Regia di Pierfrancesco Diliberto vedi scheda film
Pif, abbreviativo di Pierfrancesco Diliberto, ve lo ricorderete dai tempi delle Iene, quando, con quella sua aria ingenua e garbata, il sorriso smagliante e l'andatura dinoccolata, settimana dopo settimana metteva a segno servizi e interviste irriverenti, sempre confezionati con impeccabile aplomb. Le stesse caratteristiche che ritroviamo in questo suo primo lungometraggio, che fin dai titoli di testa dichiara di non aver dovuto pagare il pizzo a nessuno per ottenere i fondi necessari. Stavolta alla berlina ci finisce la mafia, quella palermitana che lui, classe 1969, conosce bene proprio per essere nato e vissuto nel capoluogo siciliano. Un po' racconto di formazione, un po' melodrammore, il film racconta l'irrompere della mafia, suo malgrado, nella vita del protagonista, uno che fin da piccolissimo aveva il mito di Andreotti e il poster del divo Giulio nella cameretta. L'infanzia, l'adolescenza e l'età adulta del protagonista Arturo vengono segnate dall'inseguimento perenne di un amore impossibile, quello per Flora (Capotondi), prima sua compagna di scuola e poi assistente di Salvo Lima.

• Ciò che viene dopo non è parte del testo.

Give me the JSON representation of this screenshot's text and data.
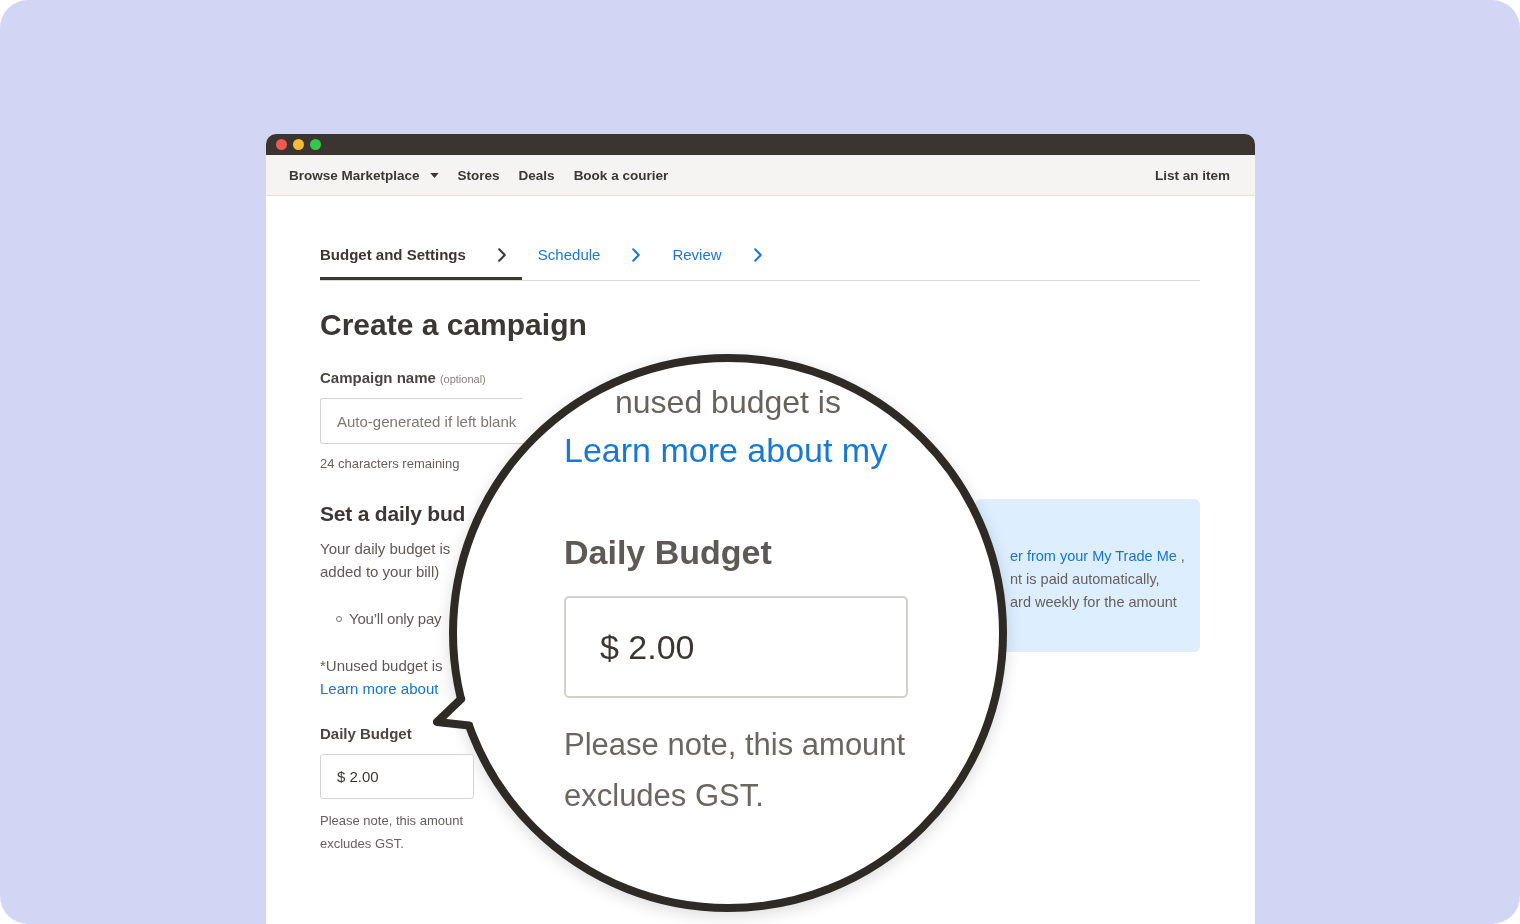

A Pif va riconosciuto il grande merito di aver saputo ricostruire gli anni più drammatici dell'inasprimento dell'offensiva mafiosa, quelli che avrebbero condotto all'assassinio di Dalla Chiesa, Chinnisi, Falcone e Borsellino nonché al maxiprocesso, senza mai scherzare sulle vittime ma stilettando bordate a 32 denti contro gente come Riina, Brusca e Provenzano. E se il racconto a tratti arranca e lo stile registico è ancora acerbo, benché mostri grande immaginazione (vedi il montaggio alternato della corsa all'ovulo degli spermatozoi che lo avrebbero concepito e quella in strada delle auto che avrebbero compiuto una delle prime stragi mafiose), al neo-regista va dato atto di essere riuscito a mandare un messaggio dai contenuti forti e chiari, in un connubio ottimale di intelligenza contenutistica e senso dell'umorismo.